Funambulismo

me esforço e insisto,
finjo bem
- até certo ponto -,
mas às vezes acho mesmo é que não nasci pra uma vida assim
metódica
calculada
aceitável
esperada
e monotonamente convencional:

casa de conjunto
com cerca branquinha,
cal nas paredes,
cachorro com lacinho,
comida de sempre,
conta corrente,
crianças no jardim.

e agora, doutor?
o que eu faço
com essa minha vontade de jogar fora
tudo o que construíram para mim
durante anos a fio
de ouro e enxada?

com esse desejo de cortar os pés em vidros quebrados,
cacos de espelhos
formando dezenas de imagens fragmentadamente
bonitas.

que fazer, doutor?
eu que não tenho tino
para a arte
pros negócios
para a ciência
pro amor,
só tenho esse talento
(inútil?)
para
sentir sentir sentir.

quero o barulho da feira,
as paisagens mais diversas,
o toque e o cheiro das gentes,
o sabor agridoce e amargamente salgado
dos retalhos de cultura desse mundo tão grande.

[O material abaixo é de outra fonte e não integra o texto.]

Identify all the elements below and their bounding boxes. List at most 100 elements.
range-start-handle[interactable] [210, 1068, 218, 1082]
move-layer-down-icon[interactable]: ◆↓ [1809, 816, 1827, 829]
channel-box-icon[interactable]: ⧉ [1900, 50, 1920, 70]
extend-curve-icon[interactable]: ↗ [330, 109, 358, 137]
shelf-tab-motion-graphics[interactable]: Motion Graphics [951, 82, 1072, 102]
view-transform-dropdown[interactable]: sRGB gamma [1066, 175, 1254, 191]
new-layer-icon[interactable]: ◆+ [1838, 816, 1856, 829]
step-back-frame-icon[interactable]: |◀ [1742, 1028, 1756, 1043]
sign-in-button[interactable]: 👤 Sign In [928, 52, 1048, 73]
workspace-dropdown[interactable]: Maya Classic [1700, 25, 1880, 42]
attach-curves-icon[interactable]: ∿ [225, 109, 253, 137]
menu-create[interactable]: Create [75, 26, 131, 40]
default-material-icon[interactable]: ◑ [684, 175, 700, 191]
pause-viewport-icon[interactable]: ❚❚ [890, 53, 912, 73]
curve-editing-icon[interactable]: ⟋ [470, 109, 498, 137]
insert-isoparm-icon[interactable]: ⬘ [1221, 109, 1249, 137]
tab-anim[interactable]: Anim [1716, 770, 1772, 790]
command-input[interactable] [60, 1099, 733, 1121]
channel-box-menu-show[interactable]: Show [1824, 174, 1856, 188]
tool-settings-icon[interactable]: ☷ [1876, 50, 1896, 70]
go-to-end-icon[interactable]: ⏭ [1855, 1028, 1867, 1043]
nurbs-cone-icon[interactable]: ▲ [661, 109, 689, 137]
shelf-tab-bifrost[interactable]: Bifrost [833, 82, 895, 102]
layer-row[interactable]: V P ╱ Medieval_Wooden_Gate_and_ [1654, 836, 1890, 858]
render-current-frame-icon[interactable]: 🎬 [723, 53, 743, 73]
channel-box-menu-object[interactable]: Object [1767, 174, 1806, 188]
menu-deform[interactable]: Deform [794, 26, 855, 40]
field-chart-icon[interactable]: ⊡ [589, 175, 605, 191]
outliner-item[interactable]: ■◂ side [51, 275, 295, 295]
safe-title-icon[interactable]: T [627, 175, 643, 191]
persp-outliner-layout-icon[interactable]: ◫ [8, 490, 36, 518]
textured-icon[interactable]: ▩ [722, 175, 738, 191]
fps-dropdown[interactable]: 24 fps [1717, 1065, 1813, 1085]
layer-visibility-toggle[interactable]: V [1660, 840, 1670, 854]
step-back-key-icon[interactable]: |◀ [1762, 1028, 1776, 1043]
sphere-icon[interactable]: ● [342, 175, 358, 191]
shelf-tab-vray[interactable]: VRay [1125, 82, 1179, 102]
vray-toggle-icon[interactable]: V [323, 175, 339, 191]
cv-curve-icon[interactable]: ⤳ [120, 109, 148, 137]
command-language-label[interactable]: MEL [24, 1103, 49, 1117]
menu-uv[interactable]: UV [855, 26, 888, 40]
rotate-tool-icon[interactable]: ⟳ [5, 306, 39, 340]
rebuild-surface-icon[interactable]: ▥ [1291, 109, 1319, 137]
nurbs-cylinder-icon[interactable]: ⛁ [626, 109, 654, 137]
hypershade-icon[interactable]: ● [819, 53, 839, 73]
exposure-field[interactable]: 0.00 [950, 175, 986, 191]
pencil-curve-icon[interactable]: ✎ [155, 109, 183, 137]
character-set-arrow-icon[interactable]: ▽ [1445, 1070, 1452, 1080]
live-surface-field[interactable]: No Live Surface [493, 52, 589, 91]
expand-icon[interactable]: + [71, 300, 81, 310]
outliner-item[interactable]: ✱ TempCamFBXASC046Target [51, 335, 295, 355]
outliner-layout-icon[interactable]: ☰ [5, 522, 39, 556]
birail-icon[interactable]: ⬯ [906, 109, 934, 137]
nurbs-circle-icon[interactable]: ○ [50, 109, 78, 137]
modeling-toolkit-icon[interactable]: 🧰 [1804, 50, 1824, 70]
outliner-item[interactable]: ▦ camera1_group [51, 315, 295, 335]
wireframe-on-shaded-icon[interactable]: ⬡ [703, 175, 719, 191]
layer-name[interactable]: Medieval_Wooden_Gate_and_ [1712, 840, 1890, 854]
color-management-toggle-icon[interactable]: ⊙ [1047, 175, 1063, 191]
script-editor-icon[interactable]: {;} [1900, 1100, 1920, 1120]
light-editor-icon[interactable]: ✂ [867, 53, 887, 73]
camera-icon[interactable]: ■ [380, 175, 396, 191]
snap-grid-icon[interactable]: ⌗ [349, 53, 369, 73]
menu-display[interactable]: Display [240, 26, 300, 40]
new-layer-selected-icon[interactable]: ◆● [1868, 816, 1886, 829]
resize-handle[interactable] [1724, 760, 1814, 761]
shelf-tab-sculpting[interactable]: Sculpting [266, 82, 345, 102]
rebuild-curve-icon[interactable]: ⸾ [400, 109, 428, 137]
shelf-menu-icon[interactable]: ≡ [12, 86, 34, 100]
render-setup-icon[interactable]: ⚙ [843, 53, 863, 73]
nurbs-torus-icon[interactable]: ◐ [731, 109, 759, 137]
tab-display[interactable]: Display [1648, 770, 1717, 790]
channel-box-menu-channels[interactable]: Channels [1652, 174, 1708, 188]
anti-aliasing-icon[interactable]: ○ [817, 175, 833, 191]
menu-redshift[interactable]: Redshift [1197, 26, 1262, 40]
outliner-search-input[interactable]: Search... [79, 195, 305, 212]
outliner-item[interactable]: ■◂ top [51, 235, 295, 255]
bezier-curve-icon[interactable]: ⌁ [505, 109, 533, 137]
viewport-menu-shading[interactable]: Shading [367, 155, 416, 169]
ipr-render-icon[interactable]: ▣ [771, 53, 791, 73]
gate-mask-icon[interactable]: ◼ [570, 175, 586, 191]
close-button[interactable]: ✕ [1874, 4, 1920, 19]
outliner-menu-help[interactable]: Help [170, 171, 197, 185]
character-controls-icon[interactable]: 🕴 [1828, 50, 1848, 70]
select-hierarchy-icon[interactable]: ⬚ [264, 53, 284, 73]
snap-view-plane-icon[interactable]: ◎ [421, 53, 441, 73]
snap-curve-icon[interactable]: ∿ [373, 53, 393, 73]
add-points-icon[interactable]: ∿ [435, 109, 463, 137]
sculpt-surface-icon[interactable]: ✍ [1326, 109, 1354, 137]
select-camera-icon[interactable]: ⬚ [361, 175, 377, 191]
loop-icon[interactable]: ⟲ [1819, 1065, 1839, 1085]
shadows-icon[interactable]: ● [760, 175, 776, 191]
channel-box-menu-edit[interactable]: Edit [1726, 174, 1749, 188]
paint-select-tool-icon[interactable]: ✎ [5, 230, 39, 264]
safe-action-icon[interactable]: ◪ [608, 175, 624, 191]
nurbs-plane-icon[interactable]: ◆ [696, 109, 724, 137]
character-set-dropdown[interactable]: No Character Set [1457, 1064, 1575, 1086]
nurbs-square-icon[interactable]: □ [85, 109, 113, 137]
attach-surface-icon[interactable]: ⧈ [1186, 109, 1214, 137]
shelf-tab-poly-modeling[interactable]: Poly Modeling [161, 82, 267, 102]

porque eu gosto é do estrago,
do caos,
da confusão,
das cores intensas ofuscando a vista,
múltiplos palcos,
pluralidade,
diversos focos,
excesso de informação.

mas o que faço?
aquiesço
não me esforço
fico quieta. por falta de coragem,
sufoco loucuras
de querer vida em exagero
e continuo tentando
me encaixar nesses moldes
pré-fabricados sem meu consentimento
para os quais meu cérebro é muito pequeno
e o meu coração é grande
demais.

ouvindo: To build a home (feat. Patrick Wolf), The Cinematic Orchestra.